When Dirk Hayhurst first told his teammates in the Padres minor-league system he was writing a book about his experiences in baseball, he got the silent treatment, conversations stopping as he walked into rooms.
When he signed with the Blue Jays in 2009, and the book was being completed, the reaction became louder. One former Jays pitcher threatened to kill Hayhurst if he were mentioned in the book, and another still with the team pulled him aside and cautioned him to "be careful" what he wrote. Friends would make snide remarks that certain things were "off the record." One told him he needed to hold a news conference to apologize to his team.
"There's always going to be some people that are wary of me," said Hayhurst, a 30-year-old right-hander who spins sentences — based on the best-selling success of the The Bullpen Gospels — better than baseballs, given just 25 big-league appearances in a 10-year pro career (and an ERA of 5.72).
"I think it's also kind of guilty without my day in court for those people. I think after they experience what I'm doing they're generally supportive of it. I've had some guys do complete 180s; after telling me if they had to go down they'd take me with him, and then it's, 'I have a great story for you,' or, 'Oh, you've got to get me in the movie.' It's a complete flip-flop."
The Rays wouldn't seem a likely fit given their preternatural protectiveness of information, but they signed him to a minor-league deal without any reservations about having a writer in their clubhouse. And a prolific one at that, who has his own blog (dirkhayhurst.com/blog), is a regular on Twitter (@thegarfoose, with more than 7,200 posts), contributes to several magazines and has about 400 pages written for his second book, on his initial major-league experiences with the Padres and Jays, with a contract to write a third.
"We talked to him about our concerns and he totally ameliorated our concerns by telling us basically how he was going to go about it," manager Joe Maddon said. "And it's not about getting anybody, not about writing about anybody in a nonfiction way or being specific."
Instead, Hayhurst uses an interesting style: making up most names, blurring details and blending characters to create composites (or alleged composites) to provide amusing, entertaining and revealing anecdotes about life in the minors, using them to tell the story of his life (including some deeply personal passages) rather than the team. And, just for kicks to create a little more deception, he sprinkles in a few real names — including, in one relatively benign passage, that of pitcher Matt Bush, who was a teammate in the San Diego and Toronto organizations and is again with the Rays. (Bush said he at first was a bit put off but understands and has no problems with Hayhurst.)

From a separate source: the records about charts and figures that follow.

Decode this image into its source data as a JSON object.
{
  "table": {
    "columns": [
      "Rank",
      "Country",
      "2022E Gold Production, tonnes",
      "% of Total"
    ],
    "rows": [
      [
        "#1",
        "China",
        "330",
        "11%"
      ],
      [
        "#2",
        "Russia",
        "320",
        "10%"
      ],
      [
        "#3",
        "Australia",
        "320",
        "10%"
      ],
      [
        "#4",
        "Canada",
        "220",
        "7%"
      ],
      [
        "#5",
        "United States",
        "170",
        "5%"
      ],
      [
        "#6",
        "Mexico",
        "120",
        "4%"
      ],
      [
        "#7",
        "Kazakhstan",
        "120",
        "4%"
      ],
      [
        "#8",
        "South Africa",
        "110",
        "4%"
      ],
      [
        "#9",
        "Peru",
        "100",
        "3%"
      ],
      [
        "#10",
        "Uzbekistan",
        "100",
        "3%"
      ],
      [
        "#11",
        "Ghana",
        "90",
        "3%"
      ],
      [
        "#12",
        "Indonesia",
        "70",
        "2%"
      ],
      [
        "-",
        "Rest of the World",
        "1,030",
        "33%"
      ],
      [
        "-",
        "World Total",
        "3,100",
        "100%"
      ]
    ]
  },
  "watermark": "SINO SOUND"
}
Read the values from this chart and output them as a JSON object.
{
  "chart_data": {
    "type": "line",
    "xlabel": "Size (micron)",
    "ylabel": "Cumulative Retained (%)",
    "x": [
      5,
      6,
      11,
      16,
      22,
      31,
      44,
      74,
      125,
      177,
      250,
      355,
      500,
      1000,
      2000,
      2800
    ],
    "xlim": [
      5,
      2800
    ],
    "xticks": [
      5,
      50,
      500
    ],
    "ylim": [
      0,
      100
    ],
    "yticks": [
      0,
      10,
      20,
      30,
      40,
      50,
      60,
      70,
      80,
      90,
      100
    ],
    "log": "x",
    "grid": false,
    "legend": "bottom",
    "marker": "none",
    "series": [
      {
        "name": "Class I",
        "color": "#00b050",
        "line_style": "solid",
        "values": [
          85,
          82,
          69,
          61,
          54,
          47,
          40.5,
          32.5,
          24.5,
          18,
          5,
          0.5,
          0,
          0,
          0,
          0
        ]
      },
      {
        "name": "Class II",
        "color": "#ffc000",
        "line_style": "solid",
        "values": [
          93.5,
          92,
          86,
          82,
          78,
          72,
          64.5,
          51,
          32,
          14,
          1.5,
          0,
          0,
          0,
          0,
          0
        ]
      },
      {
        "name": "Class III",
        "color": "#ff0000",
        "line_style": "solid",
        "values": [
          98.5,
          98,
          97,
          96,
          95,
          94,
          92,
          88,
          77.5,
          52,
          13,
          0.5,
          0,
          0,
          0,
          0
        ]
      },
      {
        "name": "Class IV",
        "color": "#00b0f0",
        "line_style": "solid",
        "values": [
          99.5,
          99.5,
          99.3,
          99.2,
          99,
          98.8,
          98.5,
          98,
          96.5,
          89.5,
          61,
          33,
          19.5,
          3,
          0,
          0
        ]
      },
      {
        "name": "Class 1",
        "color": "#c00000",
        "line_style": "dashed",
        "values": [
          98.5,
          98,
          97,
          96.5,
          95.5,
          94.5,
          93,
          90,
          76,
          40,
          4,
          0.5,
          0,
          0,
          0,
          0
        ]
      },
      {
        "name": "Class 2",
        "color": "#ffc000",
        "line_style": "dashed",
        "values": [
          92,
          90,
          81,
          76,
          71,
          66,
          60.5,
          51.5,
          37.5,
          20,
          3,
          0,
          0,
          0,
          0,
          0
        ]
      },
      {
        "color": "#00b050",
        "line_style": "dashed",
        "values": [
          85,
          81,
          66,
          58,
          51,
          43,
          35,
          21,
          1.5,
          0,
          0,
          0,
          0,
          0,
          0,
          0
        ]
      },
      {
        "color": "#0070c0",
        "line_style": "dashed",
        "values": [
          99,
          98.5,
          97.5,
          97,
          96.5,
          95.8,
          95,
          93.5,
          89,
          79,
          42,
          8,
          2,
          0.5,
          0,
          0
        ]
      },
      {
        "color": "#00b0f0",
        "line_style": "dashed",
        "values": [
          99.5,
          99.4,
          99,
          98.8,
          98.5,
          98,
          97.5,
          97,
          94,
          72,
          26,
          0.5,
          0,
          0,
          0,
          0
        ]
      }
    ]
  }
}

That way, Hayhurst said, he can write in great detail — "99 percent of it happened like I said it happened" — and good conscience about minor-league antics and, more so in the next book, major-league escapades, including such activities he considers immoral as players cheating on their wives and doing drugs, without naming names. Or paying the price for doing so.
"I think it's just good common sense: I like to write, and I want to write stories about my life in baseball," Hayhurst said. "While I don't always see eye to eye with some of the behavior that happens in a clubhouse, I will never be the guy that pulls these guys out and ruins their lives. That is a really difficult part, but that is a difficulty I gladly burden. If I would have done that, if I would have been that guy, I would not be here. I would have been blacklisted out of this game."
Rays who have read Hayhurst's first book have talked with him — or have at least listened to him when he spoke during last week's media training about his social media practices — and seem comfortable trusting him and his process.
"I'm not going to watch what I say or do around him," pitcher David Price said. "I feel like he respects everyone in here's privacy."
"I think the understanding is that he's a player first and a writer second," third baseman Evan Longoria said, "and that he has enough respect for the game that he's not trying to throw anybody under the bus. …
"There could be anybody in here that's writing a book; it could be B.J. Upton. Of course, you think about all the things you've said around people, but you would think that guys respect you and respect the game more than just writing something to make a dollar."
Though he and the Rays discussed "parameters," Hayhurst said he "didn't sign an affidavit," and depending on how long he is with the Rays and what his experience is like, the next book could be about his time with them.
"But it would never be about the Rays to expose the Rays," Hayhurst said. "It would just be because it was part of my life story, and I want to continue to write my life story. That's how I've done it in the other books. Baseball has always been a vehicle for the story of things that happened in my life, and that's how it would be here."